Renewable energy is expected to get a monumental boost if Joe Biden wins the U.S. presidential election in November. Biden’s massive infrastructure package includes the largest allocation to renewables in history, with the goal of achieving a carbon pollution-free power sector by 2035.

 

But this isn’t to say renewables will lose steam if Trump is re-elected. Multiple factors, including improved product design, innovative manufacturing techniques, and economies of scale in production, are resulting in rapid cost declines—and that trend is expected to continue regardless of what happens in November.

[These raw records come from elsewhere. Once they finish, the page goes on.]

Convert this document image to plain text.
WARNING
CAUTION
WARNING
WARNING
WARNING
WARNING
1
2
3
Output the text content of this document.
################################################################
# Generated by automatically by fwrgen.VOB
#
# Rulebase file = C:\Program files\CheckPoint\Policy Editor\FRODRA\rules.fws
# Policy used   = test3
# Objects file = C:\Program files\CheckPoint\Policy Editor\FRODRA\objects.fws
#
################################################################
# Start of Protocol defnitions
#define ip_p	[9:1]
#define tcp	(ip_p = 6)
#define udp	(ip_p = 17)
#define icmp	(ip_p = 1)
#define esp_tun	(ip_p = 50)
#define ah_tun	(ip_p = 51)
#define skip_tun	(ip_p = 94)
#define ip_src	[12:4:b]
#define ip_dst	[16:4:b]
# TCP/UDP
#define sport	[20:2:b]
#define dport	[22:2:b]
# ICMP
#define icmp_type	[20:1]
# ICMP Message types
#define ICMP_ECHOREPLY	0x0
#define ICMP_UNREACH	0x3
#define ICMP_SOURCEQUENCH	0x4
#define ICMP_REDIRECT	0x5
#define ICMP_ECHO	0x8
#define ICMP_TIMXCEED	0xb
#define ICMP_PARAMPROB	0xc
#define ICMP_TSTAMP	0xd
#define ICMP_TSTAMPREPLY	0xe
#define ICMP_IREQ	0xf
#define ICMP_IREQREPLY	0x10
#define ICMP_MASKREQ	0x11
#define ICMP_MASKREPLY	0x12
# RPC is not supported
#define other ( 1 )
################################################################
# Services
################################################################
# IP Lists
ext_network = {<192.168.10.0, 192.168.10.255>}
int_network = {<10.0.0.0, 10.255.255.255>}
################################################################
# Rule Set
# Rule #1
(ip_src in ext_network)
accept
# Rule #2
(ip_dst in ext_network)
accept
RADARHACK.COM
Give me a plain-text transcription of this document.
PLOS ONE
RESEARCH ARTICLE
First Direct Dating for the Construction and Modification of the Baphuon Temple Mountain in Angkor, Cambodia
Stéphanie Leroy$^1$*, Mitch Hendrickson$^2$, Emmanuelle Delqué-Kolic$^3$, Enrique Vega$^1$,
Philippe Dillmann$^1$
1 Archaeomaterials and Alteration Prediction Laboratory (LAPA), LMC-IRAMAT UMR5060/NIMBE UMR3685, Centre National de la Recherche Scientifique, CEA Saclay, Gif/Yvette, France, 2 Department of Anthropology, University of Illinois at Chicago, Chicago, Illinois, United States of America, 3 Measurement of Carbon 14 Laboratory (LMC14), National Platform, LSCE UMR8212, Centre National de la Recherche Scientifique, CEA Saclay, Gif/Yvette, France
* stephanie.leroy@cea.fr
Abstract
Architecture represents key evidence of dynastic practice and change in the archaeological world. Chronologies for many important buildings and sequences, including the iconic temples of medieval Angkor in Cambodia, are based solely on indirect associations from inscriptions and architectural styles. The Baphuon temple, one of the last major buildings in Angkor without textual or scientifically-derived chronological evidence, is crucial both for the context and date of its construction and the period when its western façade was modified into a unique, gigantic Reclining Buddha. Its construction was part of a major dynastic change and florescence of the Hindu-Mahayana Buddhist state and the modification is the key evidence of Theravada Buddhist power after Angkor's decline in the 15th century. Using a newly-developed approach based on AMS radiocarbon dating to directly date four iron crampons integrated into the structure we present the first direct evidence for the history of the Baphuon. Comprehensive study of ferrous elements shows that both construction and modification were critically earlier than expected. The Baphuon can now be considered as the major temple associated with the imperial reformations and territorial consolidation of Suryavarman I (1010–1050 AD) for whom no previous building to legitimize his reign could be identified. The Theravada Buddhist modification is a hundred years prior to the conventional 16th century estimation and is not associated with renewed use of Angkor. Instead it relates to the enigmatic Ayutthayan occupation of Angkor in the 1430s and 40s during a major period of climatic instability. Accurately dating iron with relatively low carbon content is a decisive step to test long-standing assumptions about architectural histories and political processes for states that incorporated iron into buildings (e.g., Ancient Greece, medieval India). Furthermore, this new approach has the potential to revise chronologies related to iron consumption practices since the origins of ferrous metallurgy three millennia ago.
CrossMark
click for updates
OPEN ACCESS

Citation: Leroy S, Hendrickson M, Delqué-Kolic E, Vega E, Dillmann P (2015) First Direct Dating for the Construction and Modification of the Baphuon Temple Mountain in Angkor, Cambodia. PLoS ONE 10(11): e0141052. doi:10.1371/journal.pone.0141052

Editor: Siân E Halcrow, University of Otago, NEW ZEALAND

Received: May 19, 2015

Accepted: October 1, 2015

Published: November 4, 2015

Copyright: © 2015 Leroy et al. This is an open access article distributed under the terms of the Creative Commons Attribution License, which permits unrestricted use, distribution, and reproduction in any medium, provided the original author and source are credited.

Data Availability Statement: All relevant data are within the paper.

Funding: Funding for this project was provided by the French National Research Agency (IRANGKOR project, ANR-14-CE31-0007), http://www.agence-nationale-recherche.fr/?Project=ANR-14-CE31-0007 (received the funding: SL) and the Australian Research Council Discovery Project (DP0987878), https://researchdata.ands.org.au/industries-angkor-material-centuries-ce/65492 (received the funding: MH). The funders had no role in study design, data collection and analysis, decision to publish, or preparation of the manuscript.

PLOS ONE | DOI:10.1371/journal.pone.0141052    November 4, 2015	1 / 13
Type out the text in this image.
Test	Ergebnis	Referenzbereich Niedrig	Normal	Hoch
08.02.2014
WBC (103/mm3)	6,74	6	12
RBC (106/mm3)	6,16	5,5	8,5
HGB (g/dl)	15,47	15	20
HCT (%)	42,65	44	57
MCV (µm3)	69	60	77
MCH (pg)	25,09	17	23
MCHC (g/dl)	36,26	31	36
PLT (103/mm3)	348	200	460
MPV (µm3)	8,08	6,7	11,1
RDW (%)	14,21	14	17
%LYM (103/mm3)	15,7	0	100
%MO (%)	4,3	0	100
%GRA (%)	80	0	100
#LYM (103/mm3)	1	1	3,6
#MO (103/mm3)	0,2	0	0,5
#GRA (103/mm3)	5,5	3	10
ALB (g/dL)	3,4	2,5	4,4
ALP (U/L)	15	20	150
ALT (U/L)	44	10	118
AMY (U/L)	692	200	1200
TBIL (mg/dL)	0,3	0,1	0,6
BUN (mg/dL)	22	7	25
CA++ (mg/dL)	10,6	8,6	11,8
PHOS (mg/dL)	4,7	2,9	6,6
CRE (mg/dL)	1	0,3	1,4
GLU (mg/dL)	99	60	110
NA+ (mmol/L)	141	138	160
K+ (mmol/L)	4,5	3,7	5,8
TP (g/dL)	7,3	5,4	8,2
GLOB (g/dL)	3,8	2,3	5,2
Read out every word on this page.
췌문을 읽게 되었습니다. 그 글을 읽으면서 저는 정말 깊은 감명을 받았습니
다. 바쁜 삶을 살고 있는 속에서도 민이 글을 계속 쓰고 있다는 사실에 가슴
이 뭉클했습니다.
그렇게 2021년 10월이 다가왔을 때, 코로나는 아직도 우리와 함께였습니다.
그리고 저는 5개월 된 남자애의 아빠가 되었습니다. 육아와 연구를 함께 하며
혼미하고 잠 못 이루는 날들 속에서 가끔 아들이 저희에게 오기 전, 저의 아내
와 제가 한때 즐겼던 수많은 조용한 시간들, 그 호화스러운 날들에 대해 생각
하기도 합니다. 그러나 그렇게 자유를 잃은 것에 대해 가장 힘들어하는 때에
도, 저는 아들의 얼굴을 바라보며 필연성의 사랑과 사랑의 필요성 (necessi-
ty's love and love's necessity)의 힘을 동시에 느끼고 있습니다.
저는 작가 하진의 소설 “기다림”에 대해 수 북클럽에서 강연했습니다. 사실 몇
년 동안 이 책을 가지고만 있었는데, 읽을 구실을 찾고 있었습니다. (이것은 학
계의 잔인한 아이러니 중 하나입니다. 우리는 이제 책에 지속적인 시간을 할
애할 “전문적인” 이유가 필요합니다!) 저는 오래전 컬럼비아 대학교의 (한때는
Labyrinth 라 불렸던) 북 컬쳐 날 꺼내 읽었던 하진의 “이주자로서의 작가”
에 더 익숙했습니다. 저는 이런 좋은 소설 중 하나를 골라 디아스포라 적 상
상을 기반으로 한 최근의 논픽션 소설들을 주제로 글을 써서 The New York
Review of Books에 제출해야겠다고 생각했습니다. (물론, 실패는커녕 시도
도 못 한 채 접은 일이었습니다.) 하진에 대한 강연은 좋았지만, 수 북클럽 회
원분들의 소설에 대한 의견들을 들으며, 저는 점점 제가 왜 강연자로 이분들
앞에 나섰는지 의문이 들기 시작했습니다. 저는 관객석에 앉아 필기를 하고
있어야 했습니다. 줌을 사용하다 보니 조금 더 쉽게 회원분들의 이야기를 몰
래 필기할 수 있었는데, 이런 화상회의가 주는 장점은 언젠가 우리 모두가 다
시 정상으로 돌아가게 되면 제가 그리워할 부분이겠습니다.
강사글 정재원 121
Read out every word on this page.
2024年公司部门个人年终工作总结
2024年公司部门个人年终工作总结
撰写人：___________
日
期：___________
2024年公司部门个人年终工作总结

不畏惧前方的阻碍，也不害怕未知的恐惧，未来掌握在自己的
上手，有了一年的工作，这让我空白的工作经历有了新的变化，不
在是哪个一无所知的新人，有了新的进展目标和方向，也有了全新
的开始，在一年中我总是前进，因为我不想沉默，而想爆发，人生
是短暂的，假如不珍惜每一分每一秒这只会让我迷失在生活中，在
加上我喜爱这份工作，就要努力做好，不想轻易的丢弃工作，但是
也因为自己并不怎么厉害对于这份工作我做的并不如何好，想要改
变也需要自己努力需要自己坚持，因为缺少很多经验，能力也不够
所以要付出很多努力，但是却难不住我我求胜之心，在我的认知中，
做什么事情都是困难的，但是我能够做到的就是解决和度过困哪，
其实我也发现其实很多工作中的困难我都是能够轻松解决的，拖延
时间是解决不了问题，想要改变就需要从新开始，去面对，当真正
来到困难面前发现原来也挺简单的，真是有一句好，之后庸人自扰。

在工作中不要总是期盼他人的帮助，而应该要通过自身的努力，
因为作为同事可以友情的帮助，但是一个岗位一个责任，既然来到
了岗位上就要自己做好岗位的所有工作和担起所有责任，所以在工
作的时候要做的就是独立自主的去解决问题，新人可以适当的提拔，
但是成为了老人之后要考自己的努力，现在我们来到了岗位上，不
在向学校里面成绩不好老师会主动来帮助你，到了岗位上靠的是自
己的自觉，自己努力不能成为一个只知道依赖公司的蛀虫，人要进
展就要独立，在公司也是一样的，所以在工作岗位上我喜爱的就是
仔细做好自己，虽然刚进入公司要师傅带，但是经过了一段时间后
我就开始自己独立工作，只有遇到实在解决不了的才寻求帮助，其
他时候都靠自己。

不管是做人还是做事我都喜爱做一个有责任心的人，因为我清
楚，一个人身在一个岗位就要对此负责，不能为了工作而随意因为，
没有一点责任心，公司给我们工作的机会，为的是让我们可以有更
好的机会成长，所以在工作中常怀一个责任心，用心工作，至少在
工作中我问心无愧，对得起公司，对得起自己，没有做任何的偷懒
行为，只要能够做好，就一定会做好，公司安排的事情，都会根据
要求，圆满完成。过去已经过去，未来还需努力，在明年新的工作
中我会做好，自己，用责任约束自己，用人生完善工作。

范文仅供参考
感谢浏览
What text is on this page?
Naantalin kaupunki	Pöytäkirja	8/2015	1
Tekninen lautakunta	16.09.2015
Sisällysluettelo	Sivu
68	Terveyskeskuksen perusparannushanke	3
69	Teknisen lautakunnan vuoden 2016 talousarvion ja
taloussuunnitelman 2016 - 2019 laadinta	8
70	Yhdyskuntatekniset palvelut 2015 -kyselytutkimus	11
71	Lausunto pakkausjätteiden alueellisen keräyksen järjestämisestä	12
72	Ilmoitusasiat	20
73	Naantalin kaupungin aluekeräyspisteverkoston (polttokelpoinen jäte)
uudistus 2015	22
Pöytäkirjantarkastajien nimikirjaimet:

Until recently, wind and solar power were cost prohibitive without energy credits, Cordisco says.

 

The Energy Information Administration (EIA) is now projecting that the unsubsidized levelized costs of wind and solar—meaning the average cost over their lifetime—will dip to $30 to $35 per megawatt hour by 2025—or about a third of what they cost today.

 

“At that point renewables will be even cheaper than natural gas,” he says.

 

Clean Energy Ideas

Investors interested in renewable energy can look at the theme from any number of angles. Cordisco and his colleagues at Osterweis recently outlined the investment case of renewables. The paper argued for investing in NextEra Energy, a Florida-based utility that is a leader in clean energy.

 

“Over 40% of their earnings are derived from renewables, and that segment is growing at a much higher rate than a typical utility,” he says.

 

NextEra Energy’s stock valuations—recently 28 times forward earnings—look high, especially compared with other utilities, but Cordisco notes that the company is well positioned to grow its share of renewable energy, and in the process grow its earnings close to 10% annually for the foreseeable future.

 

Another holding, Air Products, is an industrial gas company that is aggressively pivoting toward clean hydrogen projects. In July, the company said it had signed an agreement for a world-scale carbon-free hydrogen-based ammonia production facility powered by renewable energy—and in the Kingdom of Saudi Arabia no less.

 

The project, which is slated to be up and running in 2025, is expected to supply 650 tons per day of carbon-free hydrogen for transportation globally and save the world three million tons per year of CO₂.

 

“It’s basically going to replace the equivalent of 700,000 cars of carbon emissions a year,” says Cordisco, who thinks this and similar projects could triple Air Products’ earnings within 10 years.